Article Text
Abstract
Objectives There is bountiful evidence of ambulatory patient over-testing, both in terms of the tests ordered and their frequency. To be thorough and efficient, many physicians pay short shrift to sustainable test ordering. We have developed a calculus that transforms sequential intra-patient test results into total variation comprising its preanalytical, analytical and biological components. We have used this approach to compare the analytical and clinical performance of multiple analytical systems. Here, we determine the total test variation in patients with test separation intervals of 90, 180, 270 and 365 days. We demonstrate that annual testing with phlebotomies scheduled at the same time of day minimizes the variation of the sequential test results and permits optimal discrimination of a statistically significant change in the test results.
Method We studied 5 years (2014-2019) of Ottawa Hospital adult outpatient general chemistry test pairs of albumin, alanine aminotransferase, aspartate aminotransferase, calcium, chloride, bicarbonate, creatinine, potassium, magnesium, sodium, phosphate, total bilirubin and urea. Intrapatient data pairs (separated by 88-92, 178-182, 268-272 and 363-367 days), were divided into 2 groups: those sampled on weekdays at the same time of day (+ 2 hr) and those with 3 to 8 hr sampling differences . The between pair variations were derived calculated with Dahlberg’s formula.
Results The median numbers of patient pairs/analyte for the matched sampling times were 1034 (90 days), 696 (180 days), 84 (270 days) and 364 (365 days). For the unmatched sampling times, the median numbers of patient pairs were much smaller, ranging between 38 to 290 and their average variations exceeded the matched pair variations by as much as 30% (phosphate and creatinine). The matched pair 90, 180, 270 and 365 day variations were highly correlated (r ranged from 0.965 to 0.977). Compared to the other periods, the 180 day variations were smaller (-7.5%) and the 270 day variations were larger (+11.9%). Overall, the 365 day magnitudes of variations were closest to the magnitudes of variation of the other periods.

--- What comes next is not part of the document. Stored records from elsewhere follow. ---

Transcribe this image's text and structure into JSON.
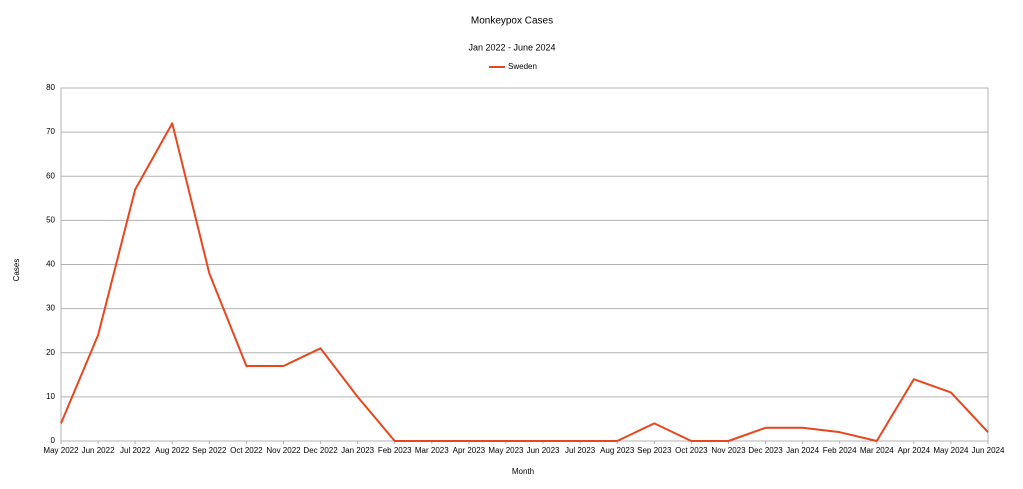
{
  "chart_data": {
    "type": "line",
    "title": "Monkeypox Cases",
    "subtitle": "Jan 2022 - June 2024",
    "x_label": "Month",
    "y_label": "Cases",
    "categories": [
      "May 2022",
      "Jun 2022",
      "Jul 2022",
      "Aug 2022",
      "Sep 2022",
      "Oct 2022",
      "Nov 2022",
      "Dec 2022",
      "Jan 2023",
      "Feb 2023",
      "Mar 2023",
      "Apr 2023",
      "May 2023",
      "Jun 2023",
      "Jul 2023",
      "Aug 2023",
      "Sep 2023",
      "Oct 2023",
      "Nov 2023",
      "Dec 2023",
      "Jan 2024",
      "Feb 2024",
      "Mar 2024",
      "Apr 2024",
      "May 2024",
      "Jun 2024"
    ],
    "series": [
      {
        "name": "Sweden",
        "color": "#e8461e",
        "values": [
          4,
          24,
          57,
          72,
          38,
          17,
          17,
          21,
          10,
          0,
          0,
          0,
          0,
          0,
          0,
          0,
          4,
          0,
          0,
          3,
          3,
          2,
          0,
          14,
          11,
          2
        ]
      }
    ],
    "ylim": [
      0,
      80
    ],
    "yticks": [
      0,
      10,
      20,
      30,
      40,
      50,
      60,
      70,
      80
    ],
    "grid": true,
    "legend": "top"
  }
}
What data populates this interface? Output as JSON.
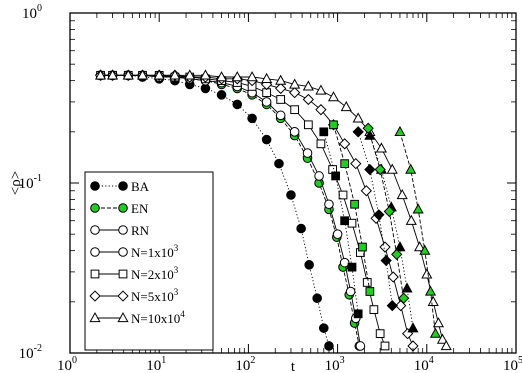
{
  "chart_data": {
    "type": "scatter",
    "xlabel": "t",
    "ylabel": "<ρ>",
    "xscale": "log",
    "yscale": "log",
    "xlim": [
      1,
      100000
    ],
    "ylim": [
      0.01,
      1
    ],
    "x_ticks": [
      {
        "base": "10",
        "exp": "0"
      },
      {
        "base": "10",
        "exp": "1"
      },
      {
        "base": "10",
        "exp": "2"
      },
      {
        "base": "10",
        "exp": "3"
      },
      {
        "base": "10",
        "exp": "4"
      },
      {
        "base": "10",
        "exp": "5"
      }
    ],
    "y_ticks": [
      {
        "base": "10",
        "exp": "-2"
      },
      {
        "base": "10",
        "exp": "-1"
      },
      {
        "base": "10",
        "exp": "0"
      }
    ],
    "legend_position": "bottom-left",
    "series": [
      {
        "name": "BA",
        "marker": "circle",
        "fill": "#000000",
        "line": "dotted",
        "x": [
          2.2,
          3,
          4.5,
          6.5,
          10,
          15,
          22,
          33,
          50,
          75,
          110,
          160,
          220,
          300,
          390,
          480,
          590,
          700,
          800
        ],
        "y": [
          0.43,
          0.43,
          0.43,
          0.42,
          0.41,
          0.4,
          0.38,
          0.36,
          0.33,
          0.29,
          0.24,
          0.18,
          0.13,
          0.085,
          0.054,
          0.033,
          0.021,
          0.014,
          0.011
        ]
      },
      {
        "name": "EN",
        "marker": "circle",
        "fill": "#22cc22",
        "line": "dashed",
        "x": [
          2.2,
          3,
          4.5,
          6.5,
          10,
          15,
          22,
          33,
          50,
          75,
          110,
          160,
          230,
          330,
          460,
          620,
          800,
          980,
          1150,
          1350,
          1550,
          1750
        ],
        "y": [
          0.43,
          0.43,
          0.43,
          0.43,
          0.42,
          0.42,
          0.41,
          0.4,
          0.38,
          0.36,
          0.33,
          0.29,
          0.24,
          0.19,
          0.14,
          0.1,
          0.07,
          0.048,
          0.032,
          0.022,
          0.015,
          0.011
        ]
      },
      {
        "name": "RN",
        "marker": "circle",
        "fill": "#ffffff",
        "line": "solid",
        "x": [
          2.2,
          3,
          4.5,
          6.5,
          10,
          15,
          22,
          33,
          50,
          75,
          110,
          160,
          230,
          330,
          460,
          620,
          800,
          1000,
          1200,
          1400,
          1600,
          1800
        ],
        "y": [
          0.43,
          0.43,
          0.43,
          0.43,
          0.42,
          0.42,
          0.41,
          0.4,
          0.39,
          0.37,
          0.34,
          0.3,
          0.25,
          0.2,
          0.15,
          0.11,
          0.075,
          0.05,
          0.034,
          0.023,
          0.016,
          0.011
        ]
      },
      {
        "name": "N=1x10",
        "name_sup": "3",
        "marker": "circle",
        "fill": "#ffffff",
        "line": "solid",
        "x": [],
        "y": []
      },
      {
        "name": "N=2x10",
        "name_sup": "3",
        "marker": "square",
        "fill": "#ffffff",
        "line": "solid",
        "x": [
          2.2,
          3,
          4.5,
          6.5,
          10,
          15,
          22,
          33,
          50,
          75,
          110,
          160,
          230,
          330,
          470,
          650,
          880,
          1150,
          1450,
          1800,
          2150,
          2550,
          3000,
          3400
        ],
        "y": [
          0.43,
          0.43,
          0.43,
          0.43,
          0.43,
          0.42,
          0.42,
          0.41,
          0.4,
          0.39,
          0.37,
          0.34,
          0.31,
          0.27,
          0.22,
          0.17,
          0.12,
          0.085,
          0.058,
          0.039,
          0.026,
          0.018,
          0.013,
          0.011
        ]
      },
      {
        "name": "N=5x10",
        "name_sup": "3",
        "marker": "diamond",
        "fill": "#ffffff",
        "line": "solid",
        "x": [
          2.2,
          3,
          4.5,
          6.5,
          10,
          15,
          22,
          33,
          50,
          75,
          110,
          160,
          230,
          330,
          470,
          650,
          900,
          1200,
          1600,
          2100,
          2700,
          3400,
          4200,
          5100,
          6100,
          7000
        ],
        "y": [
          0.43,
          0.43,
          0.43,
          0.43,
          0.43,
          0.43,
          0.42,
          0.42,
          0.41,
          0.41,
          0.4,
          0.38,
          0.36,
          0.34,
          0.31,
          0.27,
          0.22,
          0.17,
          0.13,
          0.09,
          0.062,
          0.042,
          0.028,
          0.019,
          0.013,
          0.011
        ]
      },
      {
        "name": "N=10x10",
        "name_sup": "4",
        "marker": "triangle",
        "fill": "#ffffff",
        "line": "solid",
        "x": [
          2.2,
          3,
          4.5,
          6.5,
          10,
          15,
          22,
          33,
          50,
          75,
          110,
          160,
          230,
          330,
          470,
          650,
          900,
          1250,
          1700,
          2300,
          3100,
          4100,
          5300,
          6700,
          8300,
          10000,
          11800,
          13500,
          15000,
          16500
        ],
        "y": [
          0.43,
          0.43,
          0.43,
          0.43,
          0.43,
          0.43,
          0.43,
          0.43,
          0.42,
          0.42,
          0.42,
          0.41,
          0.4,
          0.38,
          0.37,
          0.35,
          0.32,
          0.28,
          0.24,
          0.2,
          0.16,
          0.12,
          0.085,
          0.06,
          0.042,
          0.029,
          0.02,
          0.015,
          0.012,
          0.011
        ]
      },
      {
        "name": "",
        "marker": "triangle",
        "fill": "#000000",
        "line": "dotted",
        "legend": false,
        "x": [
          2300,
          3100,
          4000,
          5000,
          6000,
          7000
        ],
        "y": [
          0.19,
          0.12,
          0.072,
          0.042,
          0.024,
          0.014
        ]
      },
      {
        "name": "",
        "marker": "triangle",
        "fill": "#22cc22",
        "line": "dashed",
        "legend": false,
        "x": [
          5000,
          6600,
          8000,
          9500,
          11000,
          12500
        ],
        "y": [
          0.2,
          0.12,
          0.07,
          0.04,
          0.023,
          0.013
        ]
      },
      {
        "name": "",
        "marker": "square",
        "fill": "#000000",
        "line": "dotted",
        "legend": false,
        "x": [
          700,
          950,
          1200,
          1450,
          1700
        ],
        "y": [
          0.2,
          0.11,
          0.06,
          0.032,
          0.017
        ]
      },
      {
        "name": "",
        "marker": "square",
        "fill": "#22cc22",
        "line": "dashed",
        "legend": false,
        "x": [
          900,
          1200,
          1550,
          1900,
          2300
        ],
        "y": [
          0.22,
          0.13,
          0.075,
          0.042,
          0.023
        ]
      },
      {
        "name": "",
        "marker": "diamond",
        "fill": "#000000",
        "line": "dotted",
        "legend": false,
        "x": [
          1700,
          2300,
          2900,
          3500,
          4100
        ],
        "y": [
          0.2,
          0.12,
          0.065,
          0.035,
          0.019
        ]
      },
      {
        "name": "",
        "marker": "diamond",
        "fill": "#22cc22",
        "line": "dashed",
        "legend": false,
        "x": [
          2200,
          3000,
          3800,
          4600,
          5500
        ],
        "y": [
          0.21,
          0.12,
          0.068,
          0.038,
          0.021
        ]
      }
    ]
  }
}
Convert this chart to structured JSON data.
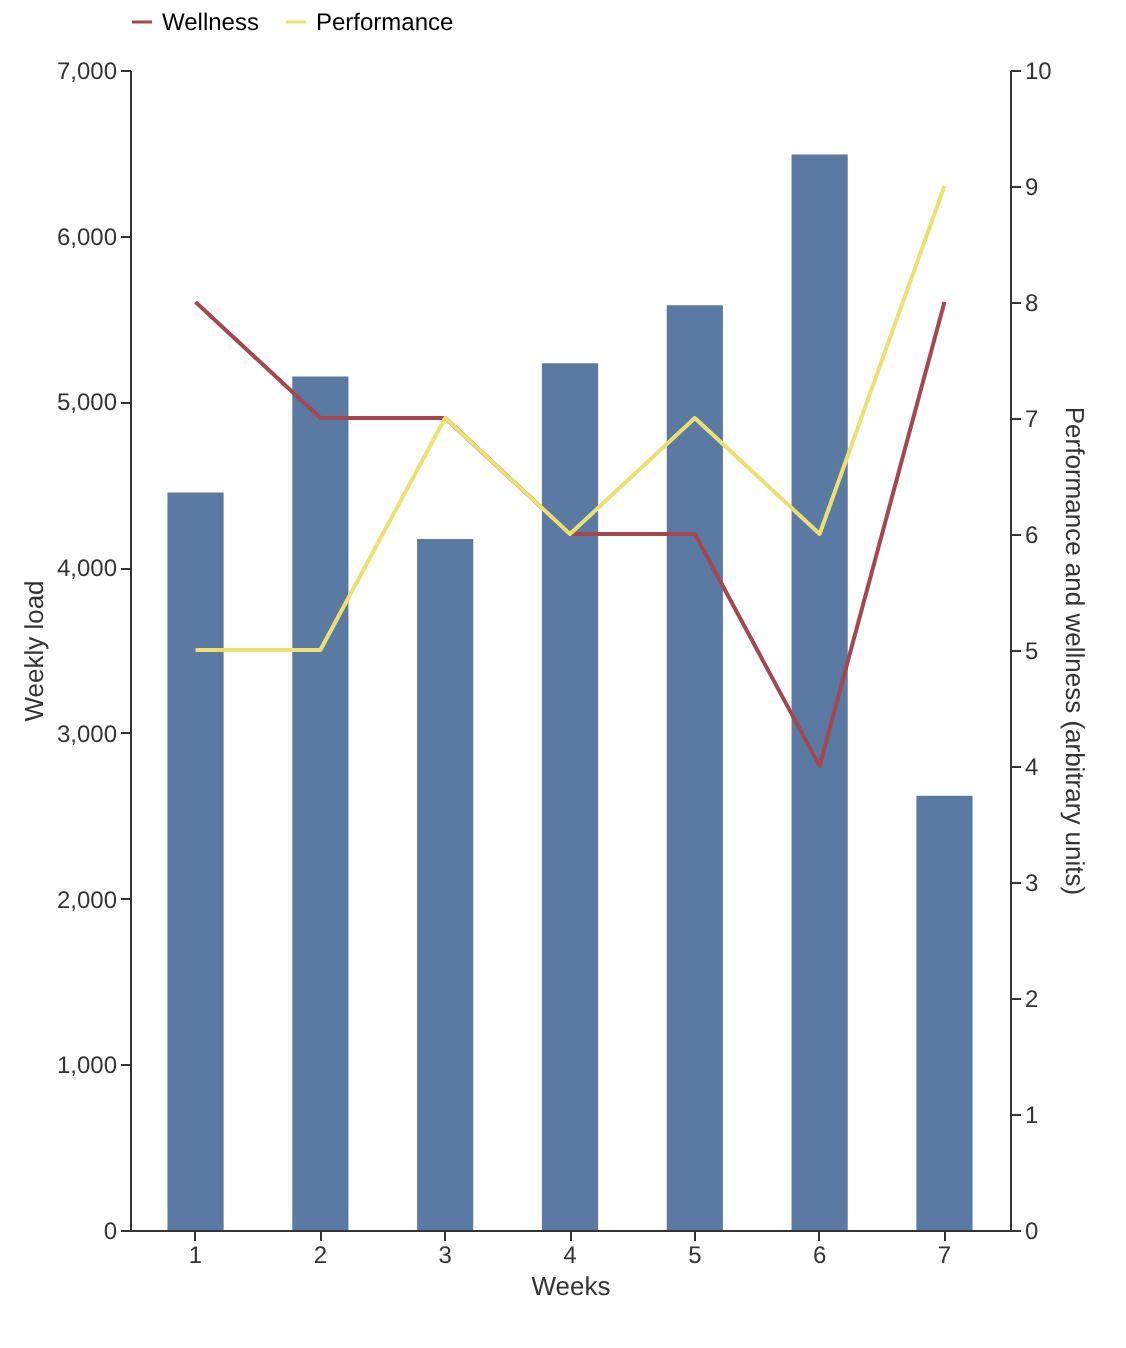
{
  "chart_data": {
    "type": "bar",
    "categories": [
      "1",
      "2",
      "3",
      "4",
      "5",
      "6",
      "7"
    ],
    "xlabel": "Weeks",
    "ylabel": "Weekly load",
    "y2label": "Performance and wellness (arbitrary units)",
    "ylim": [
      0,
      7000
    ],
    "yticks": [
      0,
      {
        "value": 1000,
        "label": "1,000"
      },
      {
        "value": 2000,
        "label": "2,000"
      },
      {
        "value": 3000,
        "label": "3,000"
      },
      {
        "value": 4000,
        "label": "4,000"
      },
      {
        "value": 5000,
        "label": "5,000"
      },
      {
        "value": 6000,
        "label": "6,000"
      },
      {
        "value": 7000,
        "label": "7,000"
      }
    ],
    "y2lim": [
      0,
      10
    ],
    "y2ticks": [
      0,
      1,
      2,
      3,
      4,
      5,
      6,
      7,
      8,
      9,
      10
    ],
    "grid": false,
    "legend": "top",
    "marker": "none",
    "series": [
      {
        "color": "#5a7aa3",
        "values": [
          4450,
          5150,
          4170,
          5230,
          5580,
          6490,
          2620
        ]
      },
      {
        "type": "line",
        "name": "Wellness",
        "axis": "y2",
        "color": "#a5474f",
        "values": [
          8,
          7,
          7,
          6,
          6,
          4,
          8
        ]
      },
      {
        "type": "line",
        "name": "Performance",
        "axis": "y2",
        "color": "#eee070",
        "values": [
          5,
          5,
          7,
          6,
          7,
          6,
          9
        ]
      }
    ]
  }
}
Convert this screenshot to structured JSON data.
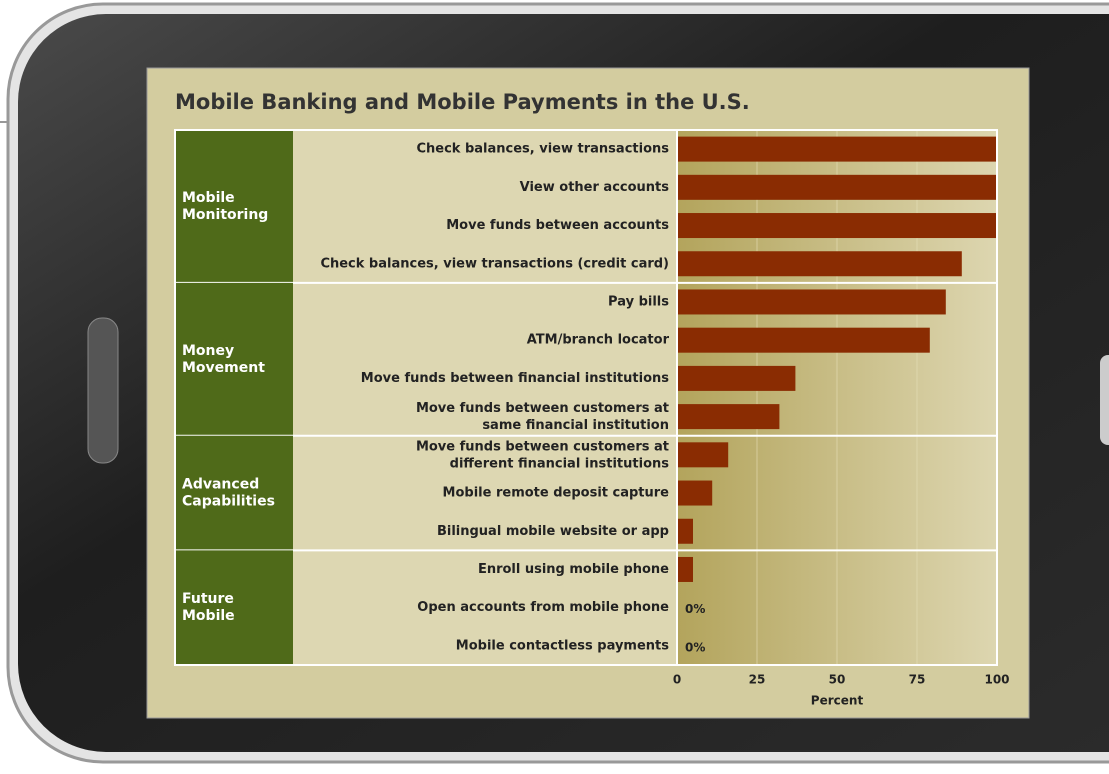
{
  "chart_data": {
    "type": "bar",
    "title": "Mobile Banking and Mobile Payments in the U.S.",
    "xlabel": "Percent",
    "xlim": [
      0,
      100
    ],
    "xticks": [
      0,
      25,
      50,
      75,
      100
    ],
    "color": "#8a2c02",
    "groups": [
      {
        "label": "Mobile\nMonitoring",
        "categories": [
          "Check balances, view transactions",
          "View other accounts",
          "Move funds between accounts",
          "Check balances, view transactions (credit card)"
        ],
        "values": [
          100,
          100,
          100,
          89
        ],
        "value_labels": [
          null,
          null,
          null,
          null
        ]
      },
      {
        "label": "Money\nMovement",
        "categories": [
          "Pay bills",
          "ATM/branch locator",
          "Move funds between financial institutions",
          "Move funds between customers at\nsame financial institution"
        ],
        "values": [
          84,
          79,
          37,
          32
        ],
        "value_labels": [
          null,
          null,
          null,
          null
        ]
      },
      {
        "label": "Advanced\nCapabilities",
        "categories": [
          "Move funds between customers at\ndifferent financial institutions",
          "Mobile remote deposit capture",
          "Bilingual mobile website or app"
        ],
        "values": [
          16,
          11,
          5
        ],
        "value_labels": [
          null,
          null,
          null
        ]
      },
      {
        "label": "Future\nMobile",
        "categories": [
          "Enroll using mobile phone",
          "Open accounts from mobile phone",
          "Mobile contactless payments"
        ],
        "values": [
          5,
          0,
          0
        ],
        "value_labels": [
          null,
          "0%",
          "0%"
        ]
      }
    ]
  }
}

Conclusions At least £2.2 billion are spent annually on UK pathology services, a significant portion wasted on suboptimal testing including: 1) tests are ordered too closely, providing little new information 2) tests that are ordered 9 months later and have been influenced by seasonal factors or 3) sequential tests that are ordered at different times of the day and are influenced by diurnal variation. Biological variation can be a guide to reducing test wastage and setting a standard for testing intervals that are minimally one year with the patient being sampled at the same time of day. Simple algorithms incorporating minimal sequential data would be able to discern real laboratory trends far more readily than ‘thorough and efficient’ but over-testing clinicians.